My last post was on Nov. 17. This means two months without a post. After returning from Budapest, I wondered how my learning about math teaching in Hungary could benefit my university and the interactions I have with students at my institution. I have been asked to supervise Mathematics student teachers. What a wonderful opportunity to discuss the creative process of learning and teaching mathematics. I will have an opportunity to help the next generation of teachers find their teaching selves for the purpose of ensuring that all students can learn math well.

I attended the JMM ( Joint Mathematics Meeting) January 10-13, 2018. This is a joint conference of Mathematics Association of America ( MAA) and American Mathematics Society (AMS). Every type of (as the Europeans say) maths was presented. I attended many talks on teaching and learned about math teachers who teach University and K-12 students how to be mathematicians. In fact, Francis Edward Su has amazing writing where he shows his vulnerability around doing mathematics and teaching mathematics. I had no idea that others, certainly more high powered that I, had insecurities about their abilities, but also had the attitude of paying it forward. The paying it forward idea came through loud and clear at each presentation. The important detail is that we do not know everything there is to know about how to teach mathematics, but our passions, interest, curiosity, intentions, and attention to learning will help us move forward from where we are in our teaching.

I was asked by a researcher if I did mathematics for fun.
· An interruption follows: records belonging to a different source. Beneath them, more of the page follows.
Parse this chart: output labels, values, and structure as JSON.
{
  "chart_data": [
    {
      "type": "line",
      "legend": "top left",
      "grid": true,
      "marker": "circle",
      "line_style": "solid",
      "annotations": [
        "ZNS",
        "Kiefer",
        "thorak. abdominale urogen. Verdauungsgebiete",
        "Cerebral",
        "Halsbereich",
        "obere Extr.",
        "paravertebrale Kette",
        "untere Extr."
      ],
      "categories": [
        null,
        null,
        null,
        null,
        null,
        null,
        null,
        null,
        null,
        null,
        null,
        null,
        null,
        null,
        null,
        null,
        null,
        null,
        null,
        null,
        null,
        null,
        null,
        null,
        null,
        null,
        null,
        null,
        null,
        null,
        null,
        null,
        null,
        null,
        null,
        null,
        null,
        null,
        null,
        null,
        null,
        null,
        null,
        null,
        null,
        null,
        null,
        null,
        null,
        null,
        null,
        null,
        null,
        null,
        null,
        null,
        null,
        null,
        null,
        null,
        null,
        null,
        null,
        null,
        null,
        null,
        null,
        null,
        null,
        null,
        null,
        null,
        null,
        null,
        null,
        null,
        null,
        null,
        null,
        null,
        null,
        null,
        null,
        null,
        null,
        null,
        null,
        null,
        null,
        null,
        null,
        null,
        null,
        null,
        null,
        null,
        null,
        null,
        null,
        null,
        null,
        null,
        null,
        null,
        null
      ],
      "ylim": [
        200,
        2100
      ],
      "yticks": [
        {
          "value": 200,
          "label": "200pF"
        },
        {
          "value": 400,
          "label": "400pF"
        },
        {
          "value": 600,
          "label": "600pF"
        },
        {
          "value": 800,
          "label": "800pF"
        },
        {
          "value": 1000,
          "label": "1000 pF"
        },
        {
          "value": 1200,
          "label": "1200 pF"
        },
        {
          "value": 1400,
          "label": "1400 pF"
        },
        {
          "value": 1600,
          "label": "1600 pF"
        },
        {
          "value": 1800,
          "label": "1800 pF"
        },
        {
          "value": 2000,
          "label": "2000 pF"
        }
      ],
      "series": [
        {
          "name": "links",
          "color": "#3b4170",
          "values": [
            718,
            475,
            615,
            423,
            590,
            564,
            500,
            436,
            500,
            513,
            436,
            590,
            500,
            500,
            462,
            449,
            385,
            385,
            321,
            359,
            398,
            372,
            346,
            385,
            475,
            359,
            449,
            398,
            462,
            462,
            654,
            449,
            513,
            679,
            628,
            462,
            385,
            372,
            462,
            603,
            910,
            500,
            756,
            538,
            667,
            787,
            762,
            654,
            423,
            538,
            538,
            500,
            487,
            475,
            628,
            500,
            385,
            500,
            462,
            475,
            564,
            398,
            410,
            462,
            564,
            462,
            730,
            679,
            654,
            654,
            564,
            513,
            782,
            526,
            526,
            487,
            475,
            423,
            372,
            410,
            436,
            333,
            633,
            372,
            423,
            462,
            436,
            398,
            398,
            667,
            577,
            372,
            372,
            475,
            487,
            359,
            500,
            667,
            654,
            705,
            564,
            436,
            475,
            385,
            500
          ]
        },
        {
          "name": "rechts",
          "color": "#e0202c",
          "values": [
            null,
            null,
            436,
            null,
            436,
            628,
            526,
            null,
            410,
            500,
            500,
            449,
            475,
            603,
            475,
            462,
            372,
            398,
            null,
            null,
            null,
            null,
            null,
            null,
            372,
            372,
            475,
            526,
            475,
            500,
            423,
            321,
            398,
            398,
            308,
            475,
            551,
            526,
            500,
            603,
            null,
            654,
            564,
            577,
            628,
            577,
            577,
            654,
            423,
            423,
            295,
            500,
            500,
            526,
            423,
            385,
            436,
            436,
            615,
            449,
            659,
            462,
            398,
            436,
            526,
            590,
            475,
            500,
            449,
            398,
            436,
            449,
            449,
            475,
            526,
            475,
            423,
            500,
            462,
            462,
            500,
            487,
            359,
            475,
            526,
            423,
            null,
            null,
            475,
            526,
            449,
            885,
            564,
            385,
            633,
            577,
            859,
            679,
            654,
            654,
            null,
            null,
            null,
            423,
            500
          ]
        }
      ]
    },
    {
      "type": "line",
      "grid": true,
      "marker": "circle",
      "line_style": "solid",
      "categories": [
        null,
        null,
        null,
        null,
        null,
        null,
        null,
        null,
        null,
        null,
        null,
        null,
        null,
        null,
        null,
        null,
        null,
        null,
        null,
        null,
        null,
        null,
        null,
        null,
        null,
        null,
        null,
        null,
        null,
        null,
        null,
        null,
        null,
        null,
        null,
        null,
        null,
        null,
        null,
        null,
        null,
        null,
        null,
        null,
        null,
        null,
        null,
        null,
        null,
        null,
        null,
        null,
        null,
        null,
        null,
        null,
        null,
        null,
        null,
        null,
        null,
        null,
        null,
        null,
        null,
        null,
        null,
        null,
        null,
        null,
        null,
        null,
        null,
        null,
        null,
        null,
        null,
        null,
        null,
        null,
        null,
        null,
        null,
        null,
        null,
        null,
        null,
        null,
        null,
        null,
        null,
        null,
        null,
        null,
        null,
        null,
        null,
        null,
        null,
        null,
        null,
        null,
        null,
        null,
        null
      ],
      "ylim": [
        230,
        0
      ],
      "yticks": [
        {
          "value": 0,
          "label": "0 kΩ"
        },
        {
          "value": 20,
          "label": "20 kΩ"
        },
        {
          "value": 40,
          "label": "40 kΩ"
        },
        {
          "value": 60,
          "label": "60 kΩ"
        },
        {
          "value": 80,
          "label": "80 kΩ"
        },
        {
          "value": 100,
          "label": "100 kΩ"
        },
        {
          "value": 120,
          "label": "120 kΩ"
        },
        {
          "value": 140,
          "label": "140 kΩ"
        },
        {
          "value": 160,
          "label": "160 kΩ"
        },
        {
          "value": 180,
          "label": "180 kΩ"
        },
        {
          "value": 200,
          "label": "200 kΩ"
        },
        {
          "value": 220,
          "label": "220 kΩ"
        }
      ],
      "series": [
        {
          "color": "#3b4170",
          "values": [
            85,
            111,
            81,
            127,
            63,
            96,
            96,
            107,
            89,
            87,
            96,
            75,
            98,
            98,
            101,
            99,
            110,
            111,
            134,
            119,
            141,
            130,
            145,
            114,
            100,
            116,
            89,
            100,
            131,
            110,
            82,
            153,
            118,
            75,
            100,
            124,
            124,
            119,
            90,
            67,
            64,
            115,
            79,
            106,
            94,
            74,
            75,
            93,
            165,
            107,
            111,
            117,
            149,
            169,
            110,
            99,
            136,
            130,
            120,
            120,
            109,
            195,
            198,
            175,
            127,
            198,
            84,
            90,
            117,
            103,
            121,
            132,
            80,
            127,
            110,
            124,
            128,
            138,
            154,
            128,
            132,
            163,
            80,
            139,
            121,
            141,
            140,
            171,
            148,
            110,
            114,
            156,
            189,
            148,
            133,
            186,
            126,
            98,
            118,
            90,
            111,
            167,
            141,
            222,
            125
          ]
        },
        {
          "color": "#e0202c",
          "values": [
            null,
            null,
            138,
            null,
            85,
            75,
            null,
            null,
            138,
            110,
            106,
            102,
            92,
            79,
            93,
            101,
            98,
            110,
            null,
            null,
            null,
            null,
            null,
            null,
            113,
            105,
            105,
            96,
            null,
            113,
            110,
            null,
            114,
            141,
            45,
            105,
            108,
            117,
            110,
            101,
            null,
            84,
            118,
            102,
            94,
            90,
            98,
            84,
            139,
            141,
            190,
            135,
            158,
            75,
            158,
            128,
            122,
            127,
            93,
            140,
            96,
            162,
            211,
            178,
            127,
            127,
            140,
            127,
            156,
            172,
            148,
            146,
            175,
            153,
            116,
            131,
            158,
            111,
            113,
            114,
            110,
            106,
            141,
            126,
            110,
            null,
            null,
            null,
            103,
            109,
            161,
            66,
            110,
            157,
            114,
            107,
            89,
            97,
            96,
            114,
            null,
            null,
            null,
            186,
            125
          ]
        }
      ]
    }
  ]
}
At the time I said, “I have not done the math for a long time.” I decided to do some math because I felt like I was out of the loop. The process of doing math for oneself is important. One should consider doing math, whether it is a puzzle or a theoretical problem or a game because the process of doing mathematics keeps your brain engaged in the process of learning. If you are teaching or teaching teachers to be mathematical, it is difficult to maintain one’s credibility without actually doing math.

I tried a calendar problem from NCTM as my new entry to doing mathematics. I spent time on the problem and found it challenging, but in the end, it helped me understand how to approach my teaching and supervision responsibilities. Teaching is an interactive process, especially in math. I think that without ongoing engagement with mathematics, it is difficult to ask students to do math that is unknown, challenging, and brain expanding. The struggle of the process of doing math is part of why we should continue to do math.

I look forward to working with a group of new student teachers. I look forward to helping them see themselves as mathematicians because math teachers are created, made, not born. Each of the students has decided to become a teacher for different reasons. I am interested in helping them grow because I do math because it is challenging and I never know until the end if the answer is correct. The process and the product are equally a part of doing the math. I hope that I can help this cohort of student teachers to grow to the next level.

I am scared and excited. Making mistakes is part of the process. I hope that our learning together will be productive.

This is an exciting blog. It makes math learning sound like fun.